Learn some tips on how to make working for a terrible boss bearable. iStockphoto

How to handle a toxic boss

Tess Vigeland Dec 30, 2011
Learn some tips on how to make working for a terrible boss bearable. iStockphoto

Tess Vigeland: Whether you’re freelancing or working for The Man, everyone can relate to the universal nightmare of working for a difficult boss. Here’s what some of you told us this year about your experience with the corner office.

Jeffrey Hayes: Jeffrey Hayes from New Rochelle, N.Y. Yes I’ve had a bad boss. We hired a new office manager, and she just totally turned the office upside-down. I had a run-in with her. She gave me a bad review, and I asked her: did she really know what I do? And she said, “No, I don’t, and I really don’t care.” Next thing I know, I’m gone. I moved on and got a better job.

Laura Hughes: Laura Hughes. I live in New Jersey, and I have to commute with the bus. When I was a lot younger, I worked for Verizon, and all the other bosses that I had would let me come in 15 minutes early and leave 15 minutes early due to my bus schedules. And then I got put to another department and this woman, she was just, “I don’t care, I live in New Jersey too. Deal with it. Besides that, I feel like I’ve been pretty lucky.

Well Alison Green, who writes the “Ask a Manager” blog, says there are good and bad ways… to deal with a difficult supervisor.

Alison Green: I think one of the key elements no matter what type of boss you have, is no matter what your frustrations are, you want to get really clear in your own mind about what you can and can’t control.

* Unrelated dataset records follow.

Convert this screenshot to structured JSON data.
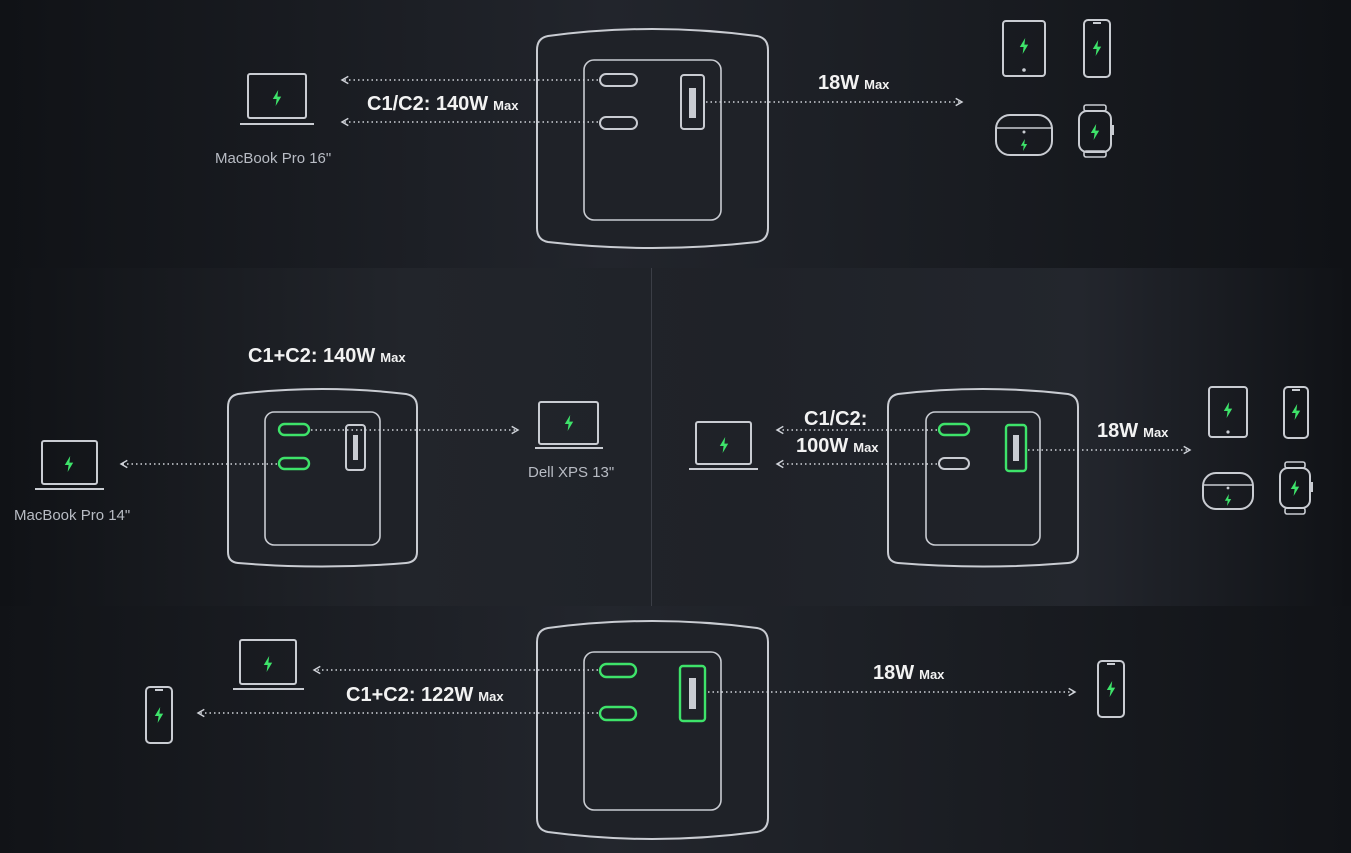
{
  "theme": {
    "accent": "#3ee36a",
    "line": "#d0d3d9",
    "device": "#c9ccd2"
  },
  "icons": [
    "laptop-icon",
    "tablet-icon",
    "phone-icon",
    "earbuds-case-icon",
    "smartwatch-icon",
    "charger-icon",
    "bolt-icon"
  ],
  "scenarios": {
    "top": {
      "left_output": {
        "label": "C1/C2: 140W",
        "suffix": "Max"
      },
      "right_output": {
        "label": "18W",
        "suffix": "Max"
      },
      "left_device": "MacBook Pro 16\""
    },
    "middle_left": {
      "output": {
        "label": "C1+C2: 140W",
        "suffix": "Max"
      },
      "left_device": "MacBook Pro 14\"",
      "right_device": "Dell XPS 13\""
    },
    "middle_right": {
      "left_output": {
        "line1": "C1/C2:",
        "line2": "100W",
        "suffix": "Max"
      },
      "right_output": {
        "label": "18W",
        "suffix": "Max"
      }
    },
    "bottom": {
      "left_output": {
        "label": "C1+C2: 122W",
        "suffix": "Max"
      },
      "right_output": {
        "label": "18W",
        "suffix": "Max"
      }
    }
  }
}
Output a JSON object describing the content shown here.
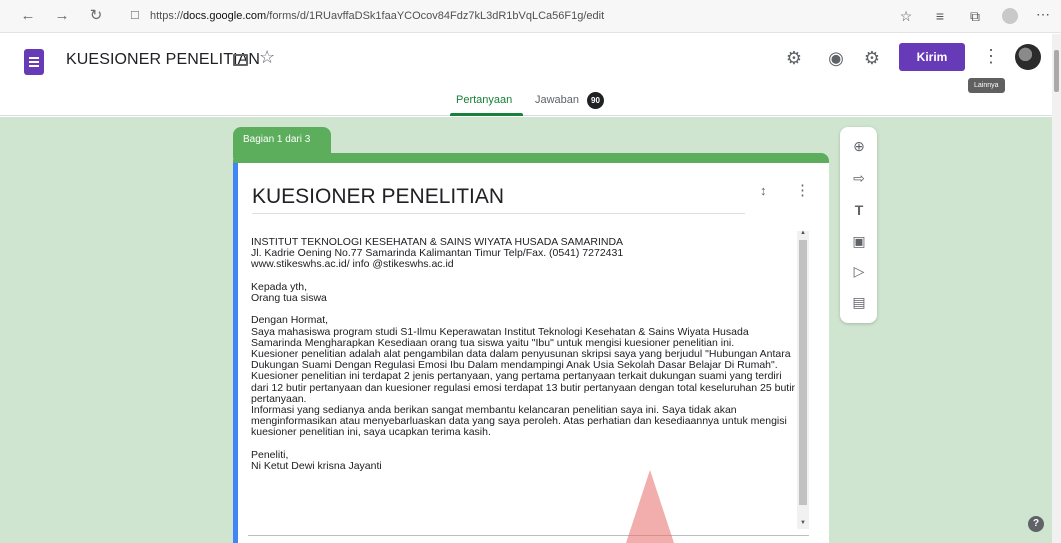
{
  "browser": {
    "url_prefix": "https://",
    "url_host": "docs.google.com",
    "url_path": "/forms/d/1RUavffaDSk1faaYCOcov84Fdz7kL3dR1bVqLCa56F1g/edit"
  },
  "header": {
    "title": "KUESIONER PENELITIAN",
    "send_label": "Kirim",
    "more_tooltip": "Lainnya",
    "tabs": [
      {
        "label": "Pertanyaan"
      },
      {
        "label": "Jawaban"
      }
    ],
    "responses_count": "90"
  },
  "section": {
    "label": "Bagian 1 dari 3"
  },
  "form": {
    "title": "KUESIONER PENELITIAN",
    "description": "INSTITUT TEKNOLOGI KESEHATAN & SAINS WIYATA HUSADA SAMARINDA\nJl. Kadrie Oening No.77 Samarinda Kalimantan Timur Telp/Fax. (0541) 7272431\nwww.stikeswhs.ac.id/ info @stikeswhs.ac.id\n\nKepada yth,\nOrang tua siswa\n\nDengan Hormat,\nSaya mahasiswa program studi S1-Ilmu Keperawatan Institut Teknologi Kesehatan & Sains Wiyata Husada Samarinda Mengharapkan Kesediaan orang tua siswa yaitu \"Ibu\" untuk mengisi kuesioner penelitian ini.\nKuesioner penelitian adalah alat pengambilan data dalam penyusunan skripsi saya yang berjudul \"Hubungan Antara Dukungan Suami Dengan Regulasi Emosi Ibu Dalam mendampingi Anak Usia Sekolah Dasar Belajar Di Rumah\". Kuesioner penelitian ini terdapat 2 jenis pertanyaan, yang pertama pertanyaan terkait dukungan suami yang terdiri dari 12 butir pertanyaan dan kuesioner regulasi emosi terdapat 13 butir pertanyaan dengan total keseluruhan 25 butir pertanyaan.\nInformasi yang sedianya anda berikan sangat membantu kelancaran penelitian saya ini. Saya tidak akan menginformasikan atau menyebarluaskan data yang saya peroleh. Atas perhatian dan kesediaannya untuk mengisi kuesioner penelitian ini, saya ucapkan terima kasih.\n\nPeneliti,\nNi Ketut Dewi krisna Jayanti"
  },
  "colors": {
    "theme": "#5cad5c",
    "canvas": "#cfe5cf",
    "brand": "#673ab7",
    "active_tab": "#188038"
  }
}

And if you just accept that certain things are just the reality of your boss’s working style, then you can focus less on what might be a pretty fruitless battle to try to change her and more on ways that you can work effectively in that context.

So, to give you an example, let’s say that you have a manager who’s just really busy, and she’s pulled in a bunch of different directions and she’s always canceling these regular weekly meetings, so you can never get her attention when you need it. So, if you accept that that’s just the way she is, and you’re not going to change her, then you can start thinking about what you can do within that context. Maybe you start anticipating that she is going to cancel on you. When you run into her in the hallway, you grab her for a minute and you ask the most important questions you have.

Vigeland: What about if you’re faced with a truly terrible person? You know, you hear these nightmare stories. You know, aside from going to H.R., what other recourse do you have, and at what point does that become mandatory?

Green: You know, I think you have to be really clear on what your own bottom line is, and it’s different for everyone. But you’ve got to step back, take your emotions out of the equation and try to figure out what you really can and can’t live with. And if something you just hate about your boss isn’t going to change — she’s just a terrible person or she’s crazy, which is something that really happens — then your next step is to decide whether you can live with that and still be reasonably happy. And if you can’t, you’re probably better off accepting that so you can look for ways to move on.

But a lot of times, if you just accept a bad boss as part of the package, you can find yourself living with it more comfortably. For instance, maybe you hate your boss, she’s a terrible person, but you have a really short commute to work and you love that. You might ultimately decide you would rather keep that short commute, even if it means that your terrible boss is part of the deal.

Vigeland: And I guess what is the real complicating factor there is that any boss you have has so much power over your future. And, if you’ve got a bad boss, confronting them is probably not a good idea, because they certainly have power over raises and promotions and things like that. How do you deal with that power structure?

Green: It’s easily the hardest part of the dynamic, but I do encourage people to speak up if they’re unhappy. Try to do it unemotionally, be smart about it. You want to bring it up in a time your boss isn’t swamped or frazzled or in a bad mood. You want to think ahead of time about your delivery, not just wing it; the same way you would want your boss to do if she were raising something sensitive with you.

Vigeland: I’m guessing you also get some questions from managers. What are they saying about how we should be dealing with them? I mean, I’m sure they all think that they’re awesome.

Green: They do, they think they’re great. Uh, no, actually, I think people tend to forget that their boss is human. There are going to be times when she’s grouchy, or just not doing her job very well, or frustrated or frazzled. And some of the letters that I get from bosses show insecurity. They think that their employees hate them or they’re really uncertain about how to handle a tough convo or they have someone who’s not performing and they’re feeling insecure about their ability to turn that around. So I think from the employee side of it, recognizing that your boss is human and you could be in those shoes some day can sometimes give some helpful insight.

Vigeland: Have you ever had a bad boss?

Green: I have had a ton of bad bosses. I always tell people that everything that I learned about how to manage well came from watching what not to do.

Vigeland: Well, I’ve had four workplaces in my life, and two of them I had, let’s say, questionable bosses. Of course, my current one is the best boss ever!

Green: I’m sure that’s true.

Vigeland: Alison Green writes the blog “Ask a Manager” and she’s the author of How to Get a Job: Secrets of a Hiring Manager. Thanks so much, it’s been fun.

Green: Thanks so much for having me.